El primer dibujo que recibí fue de su colegio. En uno de los cerros que lo rodeaban había escrito con una letra torpe y nerviosa: mi escuela de Piura. Alguien había arruinado el dibujo añadiendo con lapicero: "Para C.N.". Pero no me importó. Por el contrario, estaba emocionado. Decidí escribirle yo también. Le conté de mi familia y de mi novia, en una carta sencilla y tierna.

A los dos meses llegó otro dibujo. Esta vez de su familia. Había colocado los nombres de sus papás y sus hermanos debajo de cada personaje. "Para que conozcas a mis papis y mis hermanos, C.N.", se leía al reverso. La letra no coincidía. Estaba claro que el dibujo no era para mí. Me sentí timado. Le mandé una última carta contándole cómo mi novia me había dejado por su jefe y había arruinado todos mis planes. Daba igual, la carta seguramente la leería algún funcionario de la ONG y no el niño.

No volví a recibir otro dibujo. Y con el tiempo dejé de enviarle dinero. Ahora pienso que no debí hacerlo. No había por qué esperar algo a cambio para ayudar. Pero a veces necesitamos ser egoístas.

21 de diciembre de 2008

Annie Hall

Ayer, por enécima vez, vi Annie Hall. De lejos, mi película favorita.

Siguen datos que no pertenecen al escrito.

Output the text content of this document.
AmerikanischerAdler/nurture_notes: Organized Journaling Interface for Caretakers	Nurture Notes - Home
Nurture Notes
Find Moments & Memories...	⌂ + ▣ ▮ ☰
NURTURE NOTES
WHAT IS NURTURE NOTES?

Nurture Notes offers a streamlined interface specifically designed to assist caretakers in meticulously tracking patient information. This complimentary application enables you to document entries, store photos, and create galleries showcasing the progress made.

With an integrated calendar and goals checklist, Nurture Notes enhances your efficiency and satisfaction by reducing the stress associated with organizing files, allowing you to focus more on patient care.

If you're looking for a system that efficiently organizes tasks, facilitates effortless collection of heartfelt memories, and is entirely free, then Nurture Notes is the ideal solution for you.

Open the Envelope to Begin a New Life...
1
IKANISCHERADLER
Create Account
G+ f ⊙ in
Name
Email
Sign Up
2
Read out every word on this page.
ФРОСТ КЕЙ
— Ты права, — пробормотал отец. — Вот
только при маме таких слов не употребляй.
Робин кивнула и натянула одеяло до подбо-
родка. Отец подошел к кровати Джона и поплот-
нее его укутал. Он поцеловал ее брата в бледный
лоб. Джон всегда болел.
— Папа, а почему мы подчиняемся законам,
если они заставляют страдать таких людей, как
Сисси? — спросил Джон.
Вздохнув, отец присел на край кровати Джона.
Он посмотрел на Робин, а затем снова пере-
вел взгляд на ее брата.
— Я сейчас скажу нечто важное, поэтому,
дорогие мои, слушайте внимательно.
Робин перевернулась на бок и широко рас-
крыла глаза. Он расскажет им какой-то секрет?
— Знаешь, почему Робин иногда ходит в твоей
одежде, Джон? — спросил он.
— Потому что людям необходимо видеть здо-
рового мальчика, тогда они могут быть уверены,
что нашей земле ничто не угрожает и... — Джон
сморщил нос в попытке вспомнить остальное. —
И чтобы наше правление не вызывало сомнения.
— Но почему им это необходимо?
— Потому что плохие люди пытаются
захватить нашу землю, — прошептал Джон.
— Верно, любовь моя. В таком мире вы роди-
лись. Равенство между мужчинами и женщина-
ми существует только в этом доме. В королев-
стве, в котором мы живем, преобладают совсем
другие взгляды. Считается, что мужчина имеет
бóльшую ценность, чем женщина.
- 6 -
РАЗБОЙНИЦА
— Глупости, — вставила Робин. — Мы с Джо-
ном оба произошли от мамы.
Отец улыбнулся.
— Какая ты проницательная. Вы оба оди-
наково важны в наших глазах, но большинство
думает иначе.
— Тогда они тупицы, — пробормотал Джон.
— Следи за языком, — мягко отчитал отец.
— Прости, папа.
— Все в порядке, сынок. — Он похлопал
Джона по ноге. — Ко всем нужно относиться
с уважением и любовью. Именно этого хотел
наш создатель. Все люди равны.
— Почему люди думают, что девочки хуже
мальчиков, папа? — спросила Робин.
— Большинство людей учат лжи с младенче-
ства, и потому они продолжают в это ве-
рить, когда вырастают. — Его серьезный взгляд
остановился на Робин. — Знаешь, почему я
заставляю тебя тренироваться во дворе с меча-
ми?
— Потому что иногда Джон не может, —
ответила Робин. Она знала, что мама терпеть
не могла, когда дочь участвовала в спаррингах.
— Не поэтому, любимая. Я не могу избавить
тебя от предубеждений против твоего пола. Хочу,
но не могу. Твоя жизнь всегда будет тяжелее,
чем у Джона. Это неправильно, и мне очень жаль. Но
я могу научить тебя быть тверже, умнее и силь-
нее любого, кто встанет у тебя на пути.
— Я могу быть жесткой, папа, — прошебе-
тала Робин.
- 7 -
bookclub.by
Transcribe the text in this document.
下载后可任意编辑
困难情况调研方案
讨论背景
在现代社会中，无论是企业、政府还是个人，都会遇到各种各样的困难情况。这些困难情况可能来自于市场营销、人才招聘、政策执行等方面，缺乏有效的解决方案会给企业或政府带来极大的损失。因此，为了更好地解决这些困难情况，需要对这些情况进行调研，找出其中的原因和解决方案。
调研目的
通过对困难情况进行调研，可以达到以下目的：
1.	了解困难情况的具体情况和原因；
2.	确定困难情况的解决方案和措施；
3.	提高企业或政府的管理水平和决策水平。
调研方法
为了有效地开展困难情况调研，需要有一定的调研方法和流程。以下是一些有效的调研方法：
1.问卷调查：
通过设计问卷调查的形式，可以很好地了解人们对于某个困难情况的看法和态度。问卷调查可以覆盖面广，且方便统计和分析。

Dos chistes excepcionales. El primero es una cita de Groucho Marx que resume perfectamente la paradoja de las relaciones humanas: "Nunca aceptaría pertenecer a un club que admite a miembros como yo".

El segundo, el de un hombre que visita a un psiquiatra para explicarle que su hermano se cree una gallina. Cuando el médico le pregunta por qué no lo interna en un manicomio, éste responde: "lo haría, pero necesito los huevos". Alvy, el personaje que interpreta, Woody Allen, concluye: "Las relaciones son totalmente irracionales, locas, absurdas... pero seguimos intentándolo porque la mayoría de nosotros necesita los huevos".

Ayer, mientras veía la película llegué a una conclusión: Alvy era como New York, una isla. Yo soy como Lima, gris y nublado.

19 de diciembre de 2008

Sobremesa

-Dime, C.N., ¿tú tienes novia? -me pregunta la tía de mi amiga.
-No señora. Pero aún no pierdo las esperanzas.
-Pues mira que yo tengo dos hijas solteras -me dice riéndose.
-¿Y ya estarán durmiendo? -respondo.
-Sus hijas son muy grandes para ti, C.N. -interviene la mamá de mi amiga entre risas-. Pero tenemos una sobrina de tu edad que es perfecta.
-¿Quién? -pregunta la tía.
-Karencita, pues.
-Ah, Karen es linda, C.N. -me anima mi amiga.
-Ay, pero esa chica tiene un carácter -se queja la tía-. Y es orgullosa como ella sola.
-No se preocupe, señora -la tranquilizo-: yo soy sumiso, no tengo carácter y el poco orgullo que me quedaba se lo almorzó mi ex novia. ¿Cuándo me presentan a Karencita?

Todos reímos de nuevo. Aunque podría jurar que esta vez fue por compromiso.

Cuento breve

Había una vez una ilusión que se acostaba temprano. Con su ex esposo.

[Hoy sólo tengo ganas de que acabe el año]

17 de diciembre de 2008

Lentes de estreno

I

Hace unos días fui a la óptica en busca de los lentes más económicos que tuvieran. Pero salí con unos Ray Ban carísimos.

Me sentí encantadoramente superficial.

II

El mundo se ve distinto con lentes. Distante. Como mirar a través de una cámara. Y yo que ya me sentía bastante ajeno.

Extraño la neblina. Hoy todo se ve dolorosamente nítido.